Next we performed target and pathway analyses of miR-1 and -499. Using established algorithms, we generated a list of 1448 and 1226 predicted mRNA targets for miR-1 and -499, respectively. These predicted target genes were analyzed for relevant Gene Ontology (GO) classifications and Map Annotation and Pathway Profile (MAPP) pathways involved in CM functions such as hypertrophy, ion channel regulation, contraction, etc. The numbers of genes in each of these select pathways and the numbers of predicted miR-1 and -499 targets in these pathways are given in Table S4. Indeed, miR-499 and miR-1 shared a number of overlapping targets including those that are known to play important roles in early cardiogenesis.

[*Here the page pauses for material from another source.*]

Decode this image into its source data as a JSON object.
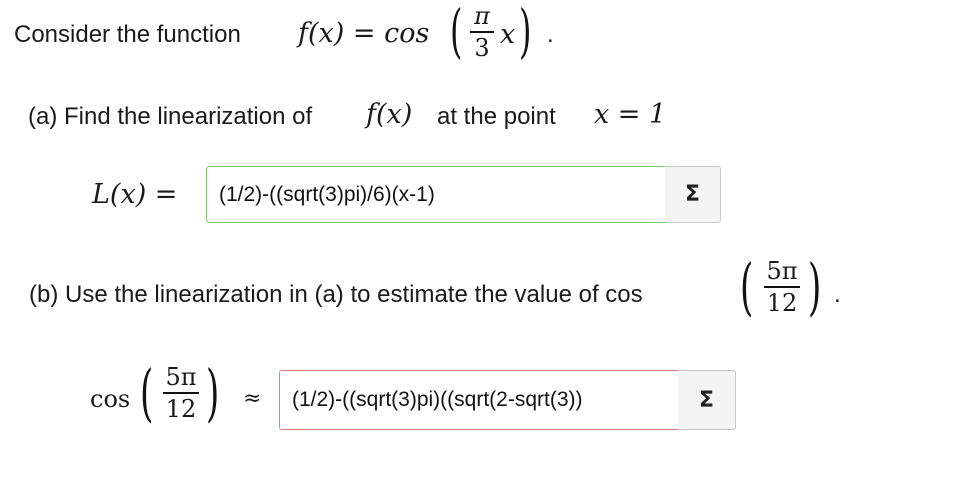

Among these, GATA4 is a predicted target of miR-499 but not miR-1. Consistent with this prediction, transduction of hE-CMs by LV-miR-499, but not LV-anti-miR-499, led to a 3-fold downregulation of GATA4 (p<0.05). Interestingly, LV-miR-1-transduction of hE-CMs significantly upregulated GATA4 (by 15-fold; p<0.05). In stark contrast, MESP1 was affected by none of LV-miR-1, miR-499 or –anti-miR-499 (p>0.05). Interestingly, LV-miR-499, but not -anti-499 or –miR1, upregulated MEF2C (by ~2.5-fold, p<0.05).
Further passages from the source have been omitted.